Latyr had degrees in economics and finance, a stable job at the European Commission, a family in Belgium—an ordinary middle-class life. Then a forged cheque became an anchor that pinned him to the streets of Spain for nearly four years. He was ultimately cleared of any wrongdoing, but by then, the person he had been was already gone.

His story matters now more than ever. At the World Urban Forum in Baku, Azerbaijan, the United Nations and partners including HOGAR SÍ are elevating homelessness from a footnote to the center of the global urban agenda. The crisis is real and urgent, but so is the possibility of ending it—and Latyr's journey from tent to stability, documented in the film What Nobody Wants to See, reveals what's possible when the right support arrives.

The turning point came almost by accident. When Latyr first arrived in Spain around age 40, he thought he'd stay three days. A business contact had asked him to receive a cheque and forward it to a bank account. Latyr never touched the document himself—it went directly to his Spanish bank. When officials discovered it was forged, authorities confiscated his passport, bank cards and all identification. He was told he could not leave the country until the investigation concluded. Month after month, he appeared before a judge to prove he remained there. He could have fled—European border controls would not have stopped him. He chose not to. "I didn't want to take that risk," he said quietly.

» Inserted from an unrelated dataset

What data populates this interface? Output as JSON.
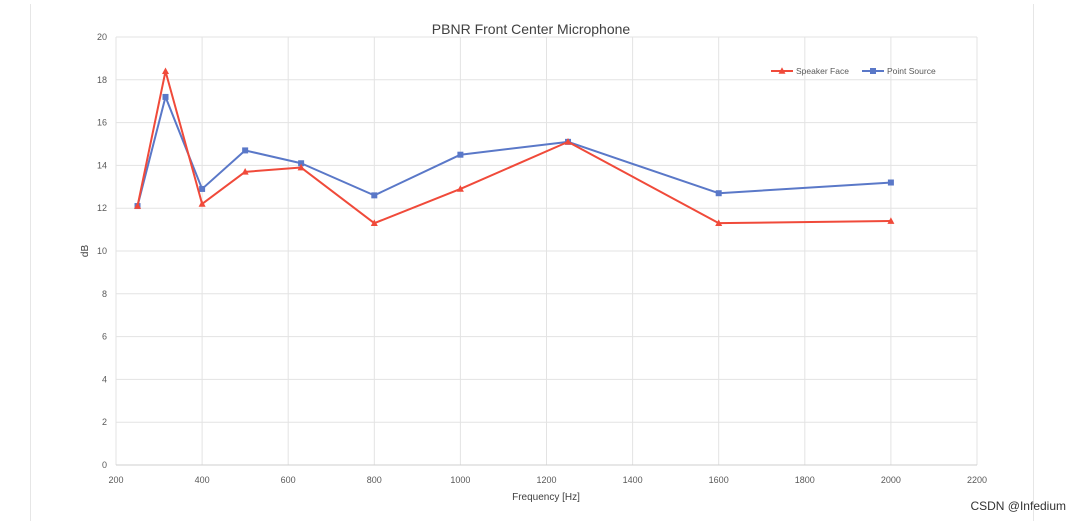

Instead, he stayed and slowly descended into homelessness. Living in tents beneath trees near a wooded area, Latyr created a fragile semblance of ordinary life alongside other homeless people. "We were well organized in our place," he recalled. "We bought vegetables, meat, little things for cooking. We tried to make life." To survive, he took informal work at street markets, moving boxes of fruit and vegetables for vendors. Despite his education, he earned just enough for food and basic supplies. For nearly four years, that was all he had.

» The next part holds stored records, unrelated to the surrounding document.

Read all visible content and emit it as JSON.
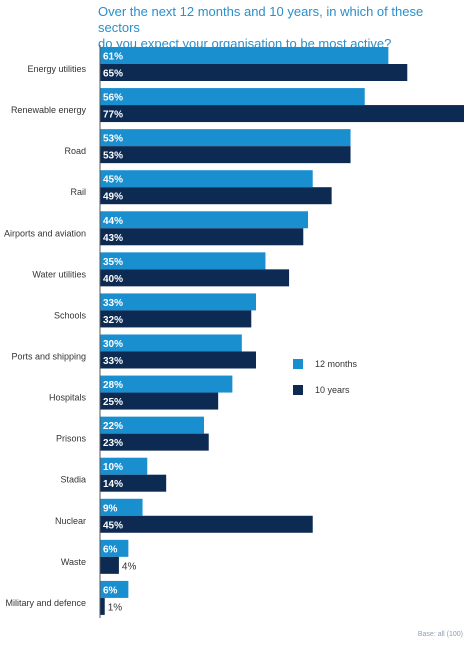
{
  "title_line1": "Over the next 12 months and 10 years, in which of these sectors",
  "title_line2": "do you expect your organisation to be most active?",
  "base_note": "Base: all (100)",
  "colors": {
    "s12m": "#1a8fd0",
    "s10y": "#0c2a52",
    "axis": "#555555"
  },
  "chart_data": {
    "type": "bar",
    "orientation": "horizontal",
    "title": "Over the next 12 months and 10 years, in which of these sectors do you expect your organisation to be most active?",
    "legend_position": "right",
    "categories": [
      "Energy utilities",
      "Renewable energy",
      "Road",
      "Rail",
      "Airports and aviation",
      "Water utilities",
      "Schools",
      "Ports and shipping",
      "Hospitals",
      "Prisons",
      "Stadia",
      "Nuclear",
      "Waste",
      "Military and defence"
    ],
    "series": [
      {
        "name": "12 months",
        "values": [
          61,
          56,
          53,
          45,
          44,
          35,
          33,
          30,
          28,
          22,
          10,
          9,
          6,
          6
        ]
      },
      {
        "name": "10 years",
        "values": [
          65,
          77,
          53,
          49,
          43,
          40,
          32,
          33,
          25,
          23,
          14,
          45,
          4,
          1
        ]
      }
    ],
    "value_suffix": "%",
    "xlim": [
      0,
      77
    ]
  }
}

Then came illness—emphysema first, then lung cancer. Spain offers medical care to those in need, but his doctor delivered a harsh reality: chemotherapy was too aggressive for someone living on the streets. He needed shelter, proper meals, regular medication. That was when HOGAR SÍ stepped in, placing him in a shelter called "Espacio Salut"—health space—where he finally had a bed, meals and the stability to undergo treatment. "That saved my life," Latyr said. "But it also gave me the opportunity to get out from the streets."

From the shelter, he slowly rebuilt. Using his laptop and drawing on decades of economics background, he began accepting freelance work from former contacts. Clients from London, France and the United States started sending him assignments remotely. His life began to coalesce again.

What still haunts him is the ending that wasn't really an ending. After years of investigation, authorities returned his passport without explanation. No charges were ever filed. "They said: okay, take back your passport, take back your laptop," he recalled. "And that was all." Four years of his life had simply vanished.

Today, Latyr speaks publicly about homelessness, directing his message to governments, businesses and housing developers. His story is both a warning about how quickly ordinary lives can collapse and a testament to the power of intervention at the moment it matters most.